The comparison is not between two models. It is the same GPT-5.4 teacher under two output contracts, distilled into the same local Qwen3.5 35B.

Latest Results

Data quality

Non-strict cleaned110/120

10 clean failures, 1 verify failure

Strict cleaned120/120

0 clean failures, 0 verify failures

Selected tasks30/30

both runs covered the full train set

Repeat-3 holdout

Non-strict 80012/24

base 11/24

Non-strict 120014/24

base 13/24

Strict 80014/24

base 11/24

Strict 120013/24

base 13/24

What the Numbers Mean

800 token budget

Non-strict
12/24
Strict
14/24

Strict prompting clearly helped at lower budget, which suggests cleaner teacher contracts improved low-budget reliability.

1200 token budget

Non-strict
14/24
Strict
13/24

The gain was not universal. Once the budget opened up, the strict profile lost some flexibility on a subset of tasks.

What I'm Seeing

After running repeat-3, I'm fairly confident the holdout evaluation itself is stable. At least in this round, it does not look like the main source of variation.

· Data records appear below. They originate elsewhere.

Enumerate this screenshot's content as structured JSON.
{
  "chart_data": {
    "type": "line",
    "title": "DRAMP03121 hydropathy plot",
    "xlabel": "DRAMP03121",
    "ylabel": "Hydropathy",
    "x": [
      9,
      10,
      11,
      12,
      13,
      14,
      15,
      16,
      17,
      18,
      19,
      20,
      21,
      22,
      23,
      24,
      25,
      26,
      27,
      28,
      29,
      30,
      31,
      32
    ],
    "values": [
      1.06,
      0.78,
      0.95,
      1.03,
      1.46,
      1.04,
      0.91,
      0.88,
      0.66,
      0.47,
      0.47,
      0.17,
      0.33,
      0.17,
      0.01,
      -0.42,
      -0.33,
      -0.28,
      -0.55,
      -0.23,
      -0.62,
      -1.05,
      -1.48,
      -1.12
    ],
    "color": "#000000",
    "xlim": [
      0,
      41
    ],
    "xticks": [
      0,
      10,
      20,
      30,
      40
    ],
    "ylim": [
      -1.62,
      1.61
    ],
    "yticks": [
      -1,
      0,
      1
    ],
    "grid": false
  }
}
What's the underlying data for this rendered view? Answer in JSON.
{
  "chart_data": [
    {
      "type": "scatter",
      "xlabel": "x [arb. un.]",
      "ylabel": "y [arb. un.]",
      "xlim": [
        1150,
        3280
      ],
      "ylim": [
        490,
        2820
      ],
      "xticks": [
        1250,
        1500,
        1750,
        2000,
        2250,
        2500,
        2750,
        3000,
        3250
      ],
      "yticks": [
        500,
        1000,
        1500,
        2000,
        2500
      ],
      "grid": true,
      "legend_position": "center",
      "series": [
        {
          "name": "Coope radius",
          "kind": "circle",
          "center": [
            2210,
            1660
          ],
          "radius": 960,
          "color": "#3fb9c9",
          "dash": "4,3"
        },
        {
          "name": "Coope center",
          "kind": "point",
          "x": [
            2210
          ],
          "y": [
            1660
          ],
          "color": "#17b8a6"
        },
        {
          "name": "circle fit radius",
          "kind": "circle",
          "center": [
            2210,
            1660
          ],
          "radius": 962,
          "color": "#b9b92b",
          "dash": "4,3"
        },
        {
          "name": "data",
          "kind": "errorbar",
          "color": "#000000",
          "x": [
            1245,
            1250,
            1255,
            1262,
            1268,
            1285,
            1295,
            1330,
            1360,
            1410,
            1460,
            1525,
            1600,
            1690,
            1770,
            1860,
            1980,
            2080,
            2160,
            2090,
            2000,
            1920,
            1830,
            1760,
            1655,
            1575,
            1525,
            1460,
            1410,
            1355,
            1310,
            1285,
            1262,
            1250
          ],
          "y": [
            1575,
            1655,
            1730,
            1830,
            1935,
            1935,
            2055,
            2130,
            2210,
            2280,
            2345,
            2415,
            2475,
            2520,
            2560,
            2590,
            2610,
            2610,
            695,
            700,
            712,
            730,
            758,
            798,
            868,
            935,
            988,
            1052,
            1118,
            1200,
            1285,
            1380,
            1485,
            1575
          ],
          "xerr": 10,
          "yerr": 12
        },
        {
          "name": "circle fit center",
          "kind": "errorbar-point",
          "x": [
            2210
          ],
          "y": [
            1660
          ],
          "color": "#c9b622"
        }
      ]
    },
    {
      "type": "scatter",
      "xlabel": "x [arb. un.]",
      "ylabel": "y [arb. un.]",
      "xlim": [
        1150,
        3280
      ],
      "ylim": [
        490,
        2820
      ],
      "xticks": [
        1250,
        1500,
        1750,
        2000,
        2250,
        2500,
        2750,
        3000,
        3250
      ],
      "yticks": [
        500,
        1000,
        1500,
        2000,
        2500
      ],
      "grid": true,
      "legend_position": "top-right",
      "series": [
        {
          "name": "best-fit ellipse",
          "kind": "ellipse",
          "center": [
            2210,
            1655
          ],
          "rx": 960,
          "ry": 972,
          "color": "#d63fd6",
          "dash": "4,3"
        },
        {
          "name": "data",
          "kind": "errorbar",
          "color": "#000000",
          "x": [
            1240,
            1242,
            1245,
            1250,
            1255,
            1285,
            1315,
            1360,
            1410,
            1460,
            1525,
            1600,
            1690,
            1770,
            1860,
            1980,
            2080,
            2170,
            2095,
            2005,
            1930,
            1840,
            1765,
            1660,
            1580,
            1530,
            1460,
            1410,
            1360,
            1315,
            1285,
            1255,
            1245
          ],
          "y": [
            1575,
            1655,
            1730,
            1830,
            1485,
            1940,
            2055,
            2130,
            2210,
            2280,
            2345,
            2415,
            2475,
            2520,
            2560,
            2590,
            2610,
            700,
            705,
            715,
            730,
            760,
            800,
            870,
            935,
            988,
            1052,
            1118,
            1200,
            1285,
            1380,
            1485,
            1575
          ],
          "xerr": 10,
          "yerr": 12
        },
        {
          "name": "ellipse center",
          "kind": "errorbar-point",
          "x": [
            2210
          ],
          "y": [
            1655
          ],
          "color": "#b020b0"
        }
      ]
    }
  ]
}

The bigger uncertainty is still upstream: changes in teacher sampling affect cleaning quality, which affects what gets selected, which then shows up in student performance.

So if I keep pushing this experiment, I would not keep tightening the prompt. I would test a medium-constraint variant and focus on the regression at the 1200-token budget.

How My Read Changed During the Experiment

At the beginning, I leaned toward the idea that tighter prompting would simply make the distillation cleaner and more reliable.

After the repeat-3 runs and task-level comparisons, that read changed. Strict prompting clearly helped at lower budget, but once the budget opened up, the real question became whether I was over-constraining the model and suppressing useful flexibility.

So the next step now looks different to me: spend less effort tightening the prompt even further, and more effort on teacher sampling plus a medium-constraint variant.